Did it go altogether into the sky? Did it not go also to the autumn trenches, that hatch-work upon unhappy, crucified Europe, to her devastated cities and villages, to her mothers and wives in mourning? “Arise ye prisoners of starvation! Arise ye wretched of the earth!” The words of the song were freed of all qualifications. They fused with the decree of the government, and hence resounded with the force of a direct act. Everyone felt greater and more important in that hour. The heart of the revolution enlarged to the width of the whole world.

“We will achieve emancipation. The spirit of independence, of initiative, of daring, those joyous feelings of which the oppressed in ordinary conditions are deprived – the revolution had brought them now ... with our own hand!” The omnipotent hand of those millions who had overthrown the monarchy and the bourgeoisie would now strangle the war.

The Red Guard from the Vyborg district, the grey soldier with his scar, the old revolutionist who had served his years at hard labour, the young black-bearded sailor from the Aurora – all vowed to carry through to the end this “last and deciding fight.” “We will build our own new world!” We will build!
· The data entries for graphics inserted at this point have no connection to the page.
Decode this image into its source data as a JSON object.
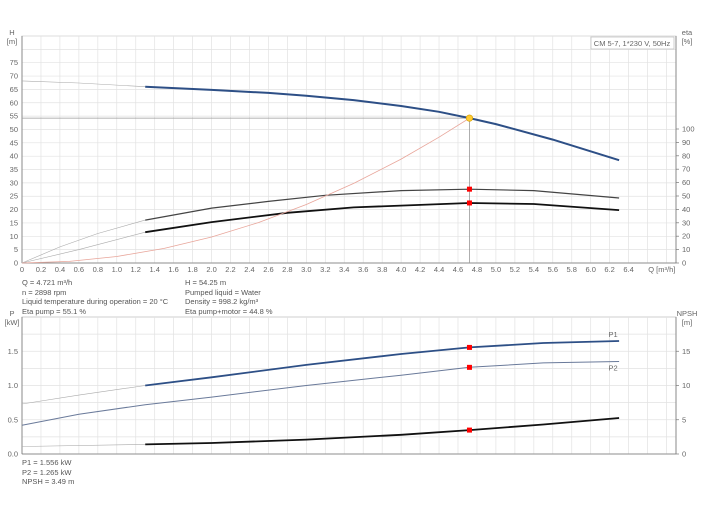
{
  "colors": {
    "head": "#2d4f86",
    "eta": "#444444",
    "eta_total": "#111111",
    "system": "#e8a59a",
    "p1": "#2d4f86",
    "p2": "#6a7a9a",
    "npsh": "#111111",
    "marker": "#ff0000",
    "duty_point": "#ffcc33",
    "grid": "#e2e2e2"
  },
  "chart_data": [
    {
      "type": "line",
      "title": "CM 5-7, 1*230 V, 50Hz",
      "xlabel": "Q [m³/h]",
      "ylabel": "H\n[m]",
      "ylabel_lines": [
        "H",
        "[m]"
      ],
      "y2label_lines": [
        "eta",
        "[%]"
      ],
      "xlim": [
        0,
        6.9
      ],
      "ylim": [
        0,
        85
      ],
      "y2lim": [
        0,
        100
      ],
      "grid": true,
      "xticks": [
        "0",
        "0.2",
        "0.4",
        "0.6",
        "0.8",
        "1.0",
        "1.2",
        "1.4",
        "1.6",
        "1.8",
        "2.0",
        "2.2",
        "2.4",
        "2.6",
        "2.8",
        "3.0",
        "3.2",
        "3.4",
        "3.6",
        "3.8",
        "4.0",
        "4.2",
        "4.4",
        "4.6",
        "4.8",
        "5.0",
        "5.2",
        "5.4",
        "5.6",
        "5.8",
        "6.0",
        "6.2",
        "6.4"
      ],
      "yticks": [
        "0",
        "5",
        "10",
        "15",
        "20",
        "25",
        "30",
        "35",
        "40",
        "45",
        "50",
        "55",
        "60",
        "65",
        "70",
        "75"
      ],
      "y2ticks": [
        "0",
        "10",
        "20",
        "30",
        "40",
        "50",
        "60",
        "70",
        "80",
        "90",
        "100"
      ],
      "duty_point": {
        "q": 4.721,
        "h": 54.25
      },
      "series": [
        {
          "key": "H",
          "axis": "y",
          "points": [
            [
              0,
              68.2
            ],
            [
              0.6,
              67.4
            ],
            [
              1.3,
              66
            ],
            [
              2.0,
              64.8
            ],
            [
              2.6,
              63.7
            ],
            [
              3.0,
              62.6
            ],
            [
              3.5,
              61
            ],
            [
              4.0,
              58.8
            ],
            [
              4.4,
              56.6
            ],
            [
              4.721,
              54.25
            ],
            [
              5.0,
              52
            ],
            [
              5.6,
              46.2
            ],
            [
              6.3,
              38.5
            ]
          ],
          "thin_until": 1.3,
          "marker": null
        },
        {
          "key": "eta_pump",
          "axis": "y2",
          "points": [
            [
              0,
              0
            ],
            [
              0.4,
              12
            ],
            [
              0.8,
              22
            ],
            [
              1.3,
              32
            ],
            [
              2.0,
              41
            ],
            [
              2.6,
              46
            ],
            [
              3.2,
              50.5
            ],
            [
              4.0,
              54
            ],
            [
              4.721,
              55.1
            ],
            [
              5.4,
              54
            ],
            [
              6.3,
              48.5
            ]
          ],
          "thin_until": 1.3,
          "marker": [
            4.721,
            55.1
          ]
        },
        {
          "key": "eta_total",
          "axis": "y2",
          "points": [
            [
              0,
              0
            ],
            [
              0.6,
              10
            ],
            [
              1.3,
              23
            ],
            [
              2.0,
              30.5
            ],
            [
              2.8,
              37.5
            ],
            [
              3.5,
              41.5
            ],
            [
              4.721,
              44.8
            ],
            [
              5.4,
              44
            ],
            [
              6.3,
              39.5
            ]
          ],
          "thin_until": 1.3,
          "marker": [
            4.721,
            44.8
          ]
        },
        {
          "key": "system",
          "axis": "y",
          "points": [
            [
              0,
              0
            ],
            [
              0.5,
              0.61
            ],
            [
              1.0,
              2.43
            ],
            [
              1.5,
              5.48
            ],
            [
              2.0,
              9.74
            ],
            [
              2.5,
              15.2
            ],
            [
              3.0,
              21.9
            ],
            [
              3.5,
              29.8
            ],
            [
              4.0,
              38.9
            ],
            [
              4.4,
              47.1
            ],
            [
              4.721,
              54.25
            ]
          ],
          "thin_until": 4.8,
          "marker": null
        }
      ]
    },
    {
      "type": "line",
      "ylabel_lines": [
        "P",
        "[kW]"
      ],
      "y2label_lines": [
        "NPSH",
        "[m]"
      ],
      "xlim": [
        0,
        6.9
      ],
      "ylim": [
        0,
        2.0
      ],
      "y2lim": [
        0,
        20
      ],
      "grid": true,
      "yticks": [
        "0.0",
        "0.5",
        "1.0",
        "1.5"
      ],
      "y2ticks": [
        "0",
        "5",
        "10",
        "15"
      ],
      "series": [
        {
          "key": "P1",
          "name": "P1",
          "axis": "y",
          "points": [
            [
              0,
              0.73
            ],
            [
              0.6,
              0.86
            ],
            [
              1.3,
              1.0
            ],
            [
              2.0,
              1.12
            ],
            [
              3.0,
              1.3
            ],
            [
              4.0,
              1.46
            ],
            [
              4.721,
              1.556
            ],
            [
              5.5,
              1.62
            ],
            [
              6.3,
              1.65
            ]
          ],
          "thin_until": 1.3,
          "marker": [
            4.721,
            1.556
          ]
        },
        {
          "key": "P2",
          "name": "P2",
          "axis": "y",
          "points": [
            [
              0,
              0.42
            ],
            [
              0.6,
              0.58
            ],
            [
              1.3,
              0.72
            ],
            [
              2.0,
              0.83
            ],
            [
              3.0,
              1.0
            ],
            [
              4.0,
              1.15
            ],
            [
              4.721,
              1.265
            ],
            [
              5.5,
              1.33
            ],
            [
              6.3,
              1.35
            ]
          ],
          "thin_until": 0,
          "marker": [
            4.721,
            1.265
          ]
        },
        {
          "key": "NPSH",
          "axis": "y2",
          "points": [
            [
              0,
              1.1
            ],
            [
              1.3,
              1.4
            ],
            [
              2.0,
              1.6
            ],
            [
              3.0,
              2.1
            ],
            [
              4.0,
              2.8
            ],
            [
              4.721,
              3.49
            ],
            [
              5.5,
              4.3
            ],
            [
              6.3,
              5.25
            ]
          ],
          "thin_until": 1.3,
          "marker": [
            4.721,
            3.49
          ]
        }
      ]
    }
  ],
  "info_top_left": [
    "Q = 4.721 m³/h",
    "n = 2898 rpm",
    "Liquid temperature during operation = 20 °C",
    "Eta pump = 55.1 %"
  ],
  "info_top_right": [
    "H = 54.25 m",
    "Pumped liquid = Water",
    "Density = 998.2 kg/m³",
    "Eta pump+motor = 44.8 %"
  ],
  "info_bottom": [
    "P1 = 1.556 kW",
    "P2 = 1.265 kW",
    "NPSH = 3.49 m"
  ]
}
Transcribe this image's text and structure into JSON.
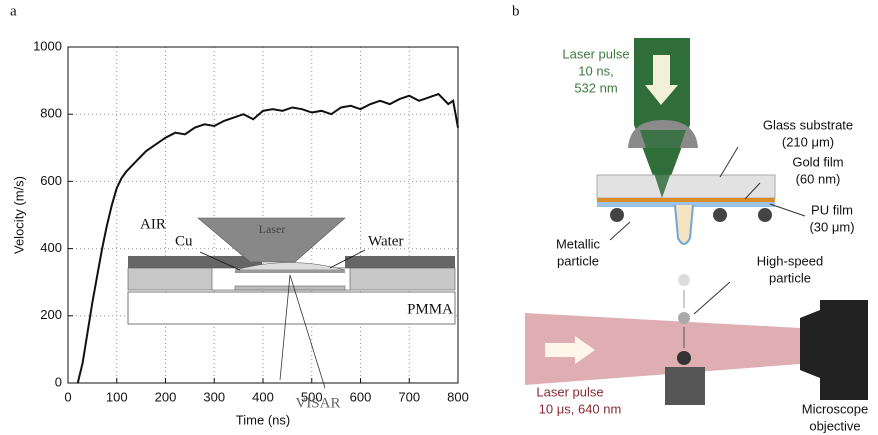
{
  "panel_labels": [
    "a",
    "b"
  ],
  "chart_data": {
    "type": "line",
    "x_label": "Time (ns)",
    "y_label": "Velocity (m/s)",
    "xlim": [
      0,
      800
    ],
    "xticks": [
      0,
      100,
      200,
      300,
      400,
      500,
      600,
      700,
      800
    ],
    "ylim": [
      0,
      1000
    ],
    "yticks": [
      0,
      200,
      400,
      600,
      800,
      1000
    ],
    "grid": true,
    "color": "#111111",
    "x": [
      20,
      30,
      40,
      50,
      60,
      70,
      80,
      90,
      100,
      110,
      120,
      140,
      160,
      180,
      200,
      220,
      240,
      260,
      280,
      300,
      320,
      340,
      360,
      380,
      400,
      420,
      440,
      460,
      480,
      500,
      520,
      540,
      560,
      580,
      600,
      620,
      640,
      660,
      680,
      700,
      720,
      740,
      760,
      780,
      790,
      800
    ],
    "values": [
      0,
      60,
      150,
      240,
      320,
      400,
      470,
      530,
      580,
      610,
      630,
      660,
      690,
      710,
      730,
      745,
      740,
      760,
      770,
      765,
      780,
      790,
      800,
      785,
      810,
      815,
      810,
      820,
      815,
      805,
      810,
      800,
      820,
      825,
      815,
      830,
      840,
      830,
      845,
      855,
      840,
      850,
      860,
      830,
      840,
      760
    ]
  },
  "inset": {
    "air": "AIR",
    "cu": "Cu",
    "laser": "Laser",
    "water": "Water",
    "pmma": "PMMA",
    "visar": "VISAR"
  },
  "diagram": {
    "laser_pulse_green": [
      "Laser pulse",
      "10 ns,",
      "532 nm"
    ],
    "glass": [
      "Glass substrate",
      "(210 μm)"
    ],
    "gold": [
      "Gold film",
      "(60 nm)"
    ],
    "pu": [
      "PU film",
      "(30 μm)"
    ],
    "metallic": [
      "Metallic",
      "particle"
    ],
    "high_speed": [
      "High-speed",
      "particle"
    ],
    "laser_pulse_red": [
      "Laser pulse",
      "10 μs, 640 nm"
    ],
    "objective": [
      "Microscope",
      "objective"
    ]
  }
}
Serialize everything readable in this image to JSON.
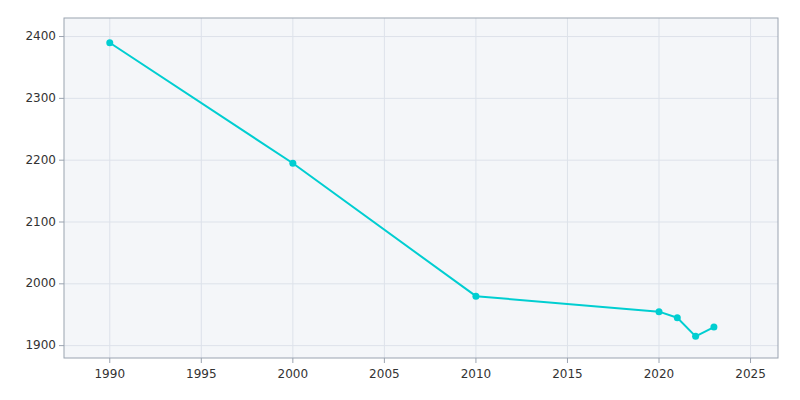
{
  "chart_data": {
    "type": "line",
    "x": [
      1990,
      2000,
      2010,
      2020,
      2021,
      2022,
      2023
    ],
    "values": [
      2390,
      2195,
      1980,
      1955,
      1945,
      1915,
      1930
    ],
    "color": "#00CED1",
    "marker": "circle",
    "xlim": [
      1987.5,
      2026.5
    ],
    "ylim": [
      1880,
      2430
    ],
    "xticks": [
      1990,
      1995,
      2000,
      2005,
      2010,
      2015,
      2020,
      2025
    ],
    "yticks": [
      1900,
      2000,
      2100,
      2200,
      2300,
      2400
    ],
    "grid": true
  }
}
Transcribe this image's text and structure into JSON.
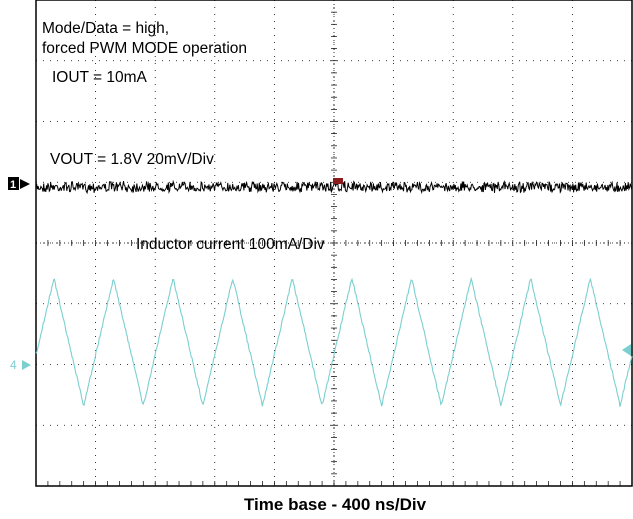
{
  "chart_data": {
    "type": "line",
    "title": "",
    "xlabel": "Time base - 400 ns/Div",
    "ylabel": "",
    "grid": true,
    "x_divisions": 10,
    "y_divisions": 8,
    "annotations": [
      "Mode/Data = high,",
      "forced PWM MODE operation",
      "IOUT = 10mA",
      "VOUT = 1.8V 20mV/Div",
      "Inductor current 100mA/Div"
    ],
    "channel_markers": [
      "1",
      "4"
    ],
    "series": [
      {
        "name": "VOUT = 1.8V 20mV/Div",
        "color": "#000000",
        "description_values": "flat noisy trace around channel-1 reference",
        "baseline_div": 0,
        "noise_pp_div": 0.15
      },
      {
        "name": "Inductor current 100mA/Div",
        "color": "#7ccfcf",
        "waveform": "triangle",
        "period_div": 1.0,
        "peak_to_peak_div": 2.1,
        "peaks_at_div": [
          0.3,
          1.3,
          2.3,
          3.3,
          4.3,
          5.3,
          6.3,
          7.3,
          8.3,
          9.3
        ]
      }
    ]
  }
}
In that word eagerly spoken from the heart was included already the future years of the civil war and the coming five-year periods of labour and privation. “Who was nothing shall be all!”

All if the actualities of the past have often been turned into song, why shall not a song be turned into the actuality of the future? Those trenchcoats no longer seemed the costumes of galley-slaves. The papakhi with their holes and torn cotton took a new aspect above those gleaming eyes. “The race of man shall rise again!” Is it possible to believe that it will not rise from the misery and humiliation, the blood and filth of this war?